Person

Dolores Huerta

Huerta was born in 1930 in a small mining town in New Mexico—her father was a farmworker and miner who became a state legislator, and her mother was a waitress, cannery worker, and activist with an entrepreneurial and independent spirit that greatly influenced her daughter. In spite of prejudice against Hispanics, young Huerta excelled in school and went on to the University of the Pacific’s Delta College in Stockton, earning a provisional teaching credential. While teaching, she witnessed students attending school hungry and barefoot, and this sparked her lifelong efforts to correct economic injustice.

Huerta’s career as a change-maker began in 1955. She co-founded the Stockton chapter of the Community Service Organization (CSO), which led voter registration drives and fought for economic improvements for Hispanics, and she founded the Agricultural Workers Association.
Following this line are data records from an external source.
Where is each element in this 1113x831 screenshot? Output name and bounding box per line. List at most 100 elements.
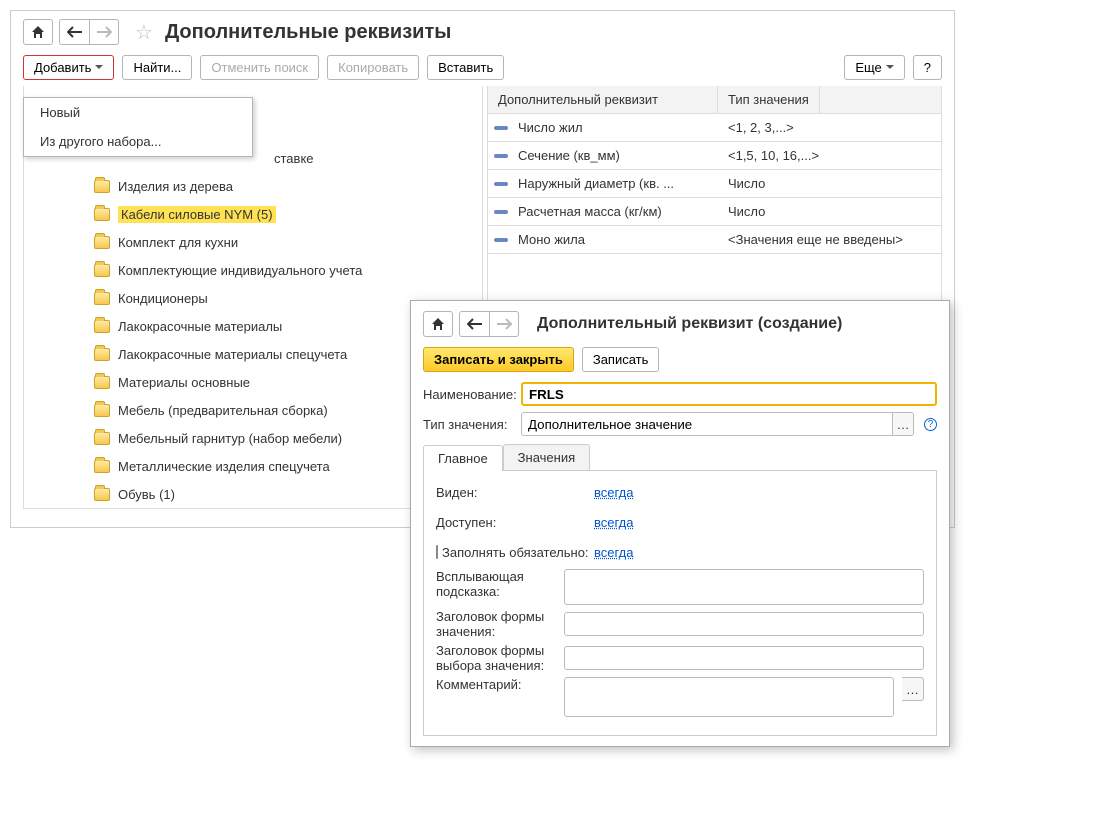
folder-icon (94, 348, 110, 361)
property-row[interactable]: Сечение (кв_мм)<1,5, 10, 16,...> (488, 142, 941, 170)
property-name: Наружный диаметр (кв. ... (514, 176, 718, 191)
top-navigation: ☆ Дополнительные реквизиты (23, 19, 942, 45)
arrow-left-icon (67, 26, 83, 38)
save-button[interactable]: Записать (582, 347, 660, 372)
property-name: Моно жила (514, 232, 718, 247)
property-type: <Значения еще не введены> (718, 232, 941, 247)
folder-icon (94, 180, 110, 193)
form-title-label: Заголовок формы значения: (436, 609, 556, 639)
col-header-name: Дополнительный реквизит (488, 86, 718, 113)
more-button[interactable]: Еще (844, 55, 904, 80)
tree-item-label: Комплект для кухни (118, 235, 238, 250)
folder-icon (94, 404, 110, 417)
folder-icon (94, 460, 110, 473)
tree-item-label: Изделия из дерева (118, 179, 233, 194)
tree-row[interactable]: Комплектующие индивидуального учета (24, 256, 482, 284)
tab-body-main: Виден: всегда Доступен: всегда Заполнять… (423, 471, 937, 736)
save-close-button[interactable]: Записать и закрыть (423, 347, 574, 372)
find-button[interactable]: Найти... (122, 55, 192, 80)
tree-item-label: ставке (274, 151, 314, 166)
comment-input[interactable] (564, 677, 894, 717)
back-button[interactable] (59, 19, 89, 45)
help-button[interactable]: ? (913, 55, 942, 80)
folder-icon (94, 264, 110, 277)
tree-item-label: Металлические изделия спецучета (118, 459, 330, 474)
folder-icon (94, 376, 110, 389)
add-dropdown-menu: Новый Из другого набора... (23, 97, 253, 157)
property-row[interactable]: Моно жила<Значения еще не введены> (488, 226, 941, 254)
add-button[interactable]: Добавить (23, 55, 114, 80)
form-select-label: Заголовок формы выбора значения: (436, 643, 556, 673)
paste-button[interactable]: Вставить (427, 55, 504, 80)
favorite-star-icon[interactable]: ☆ (135, 20, 153, 45)
property-row[interactable]: Расчетная масса (кг/км)Число (488, 198, 941, 226)
page-title: Дополнительные реквизиты (165, 21, 451, 44)
property-row[interactable]: Наружный диаметр (кв. ...Число (488, 170, 941, 198)
tree-item-label: Материалы основные (118, 375, 250, 390)
tooltip-input[interactable] (564, 569, 924, 605)
property-icon (494, 126, 508, 130)
col-header-type: Тип значения (718, 86, 820, 113)
property-icon (494, 182, 508, 186)
comment-label: Комментарий: (436, 677, 556, 692)
required-value-link[interactable]: всегда (594, 545, 633, 560)
arrow-left-icon (467, 318, 483, 330)
name-label: Наименование: (423, 387, 515, 402)
property-type: <1,5, 10, 16,...> (718, 148, 941, 163)
type-select-button[interactable]: … (892, 412, 914, 436)
required-checkbox[interactable] (436, 545, 438, 559)
form-select-input[interactable] (564, 646, 924, 670)
required-label: Заполнять обязательно: (442, 545, 589, 560)
main-toolbar: Добавить Найти... Отменить поиск Копиров… (23, 55, 942, 80)
tree-row[interactable]: Кабели силовые NYM (5) (24, 200, 482, 228)
property-type: <1, 2, 3,...> (718, 120, 941, 135)
tree-item-label: Лакокрасочные материалы спецучета (118, 347, 347, 362)
tree-item-label: Обувь (1) (118, 487, 175, 502)
property-row[interactable]: Число жил<1, 2, 3,...> (488, 114, 941, 142)
folder-icon (94, 208, 110, 221)
tree-item-label: Мебель (предварительная сборка) (118, 403, 328, 418)
home-button[interactable] (23, 19, 53, 45)
type-input[interactable] (521, 412, 892, 436)
home-icon (431, 317, 445, 331)
sub-home-button[interactable] (423, 311, 453, 337)
tree-item-label: Комплектующие индивидуального учета (118, 263, 362, 278)
type-label: Тип значения: (423, 417, 515, 432)
copy-button[interactable]: Копировать (327, 55, 419, 80)
arrow-right-icon (96, 26, 112, 38)
available-value-link[interactable]: всегда (594, 515, 633, 530)
property-icon (494, 238, 508, 242)
sub-forward-button[interactable] (489, 311, 519, 337)
visible-value-link[interactable]: всегда (594, 485, 633, 500)
property-name: Сечение (кв_мм) (514, 148, 718, 163)
folder-icon (94, 488, 110, 501)
cancel-search-button[interactable]: Отменить поиск (200, 55, 319, 80)
help-icon[interactable]: ? (924, 418, 937, 431)
name-input[interactable] (521, 382, 937, 406)
property-type: Число (718, 204, 941, 219)
arrow-right-icon (496, 318, 512, 330)
property-type: Число (718, 176, 941, 191)
forward-button[interactable] (89, 19, 119, 45)
property-name: Число жил (514, 120, 718, 135)
tree-row[interactable]: Изделия из дерева (24, 172, 482, 200)
property-icon (494, 210, 508, 214)
tooltip-label: Всплывающая подсказка: (436, 569, 556, 599)
tree-item-label: Мебельный гарнитур (набор мебели) (118, 431, 342, 446)
tree-item-label: Кабели силовые NYM (5) (118, 206, 276, 223)
sub-toolbar: Записать и закрыть Записать (423, 347, 937, 372)
home-icon (31, 25, 45, 39)
comment-expand-button[interactable]: … (902, 677, 924, 701)
folder-icon (94, 320, 110, 333)
tree-row[interactable]: Комплект для кухни (24, 228, 482, 256)
menu-item-new[interactable]: Новый (24, 98, 252, 127)
folder-icon (94, 236, 110, 249)
folder-icon (94, 292, 110, 305)
menu-item-from-set[interactable]: Из другого набора... (24, 127, 252, 156)
sub-back-button[interactable] (459, 311, 489, 337)
form-title-input[interactable] (564, 612, 924, 636)
tree-item-label: Кондиционеры (118, 291, 208, 306)
sub-window-title: Дополнительный реквизит (создание) (537, 315, 842, 333)
tab-main[interactable]: Главное (423, 445, 503, 471)
tab-values[interactable]: Значения (503, 444, 590, 470)
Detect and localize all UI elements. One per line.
Through CSO, Huerta met activist César Chávez. With their shared interest in organizing farmworkers, they launched the United Farm Workers Union in 1962. Her organizing skills were essential to the growth of UFW—she served as vice president and played a critical role in many of the union’s accomplishments for four decades. Despite ethnic and gender bias, Huerta organized workers, negotiated contracts, advocated for safer working conditions, and fought for unemployment and health care benefits. In but one of many accomplishments, she was the driving force behind the nationwide table-grape boycott in the late 1960s that led to a successful union contract by 1970.

Among countless deserved honors, Huerta received the Puffin/Nation $100,000 Prize for Creative Citizenship in 2002, which she used to establish the Dolores Huerta Foundation. The foundation works to connect groundbreaking community-based organizing to state and national movements to register and educate voters, advocate for education reform, bring about infrastructure improvements in low-income communities, push for greater equality for the LGBTQ+ community, and develop strong leaders. She received the Eleanor Roosevelt Human Rights Award from President Bill Clinton in 1998 and the Presidential Medal of Freedom from President Barack Obama in 2012.

Dolores Huerta shows no sign of stopping. She continues to work tirelessly on many fronts—speaking to students and organizations; advocating for the working poor, women, and children; and traveling the country engaging in campaigns and influencing legislation—all to support equality and defend civil rights.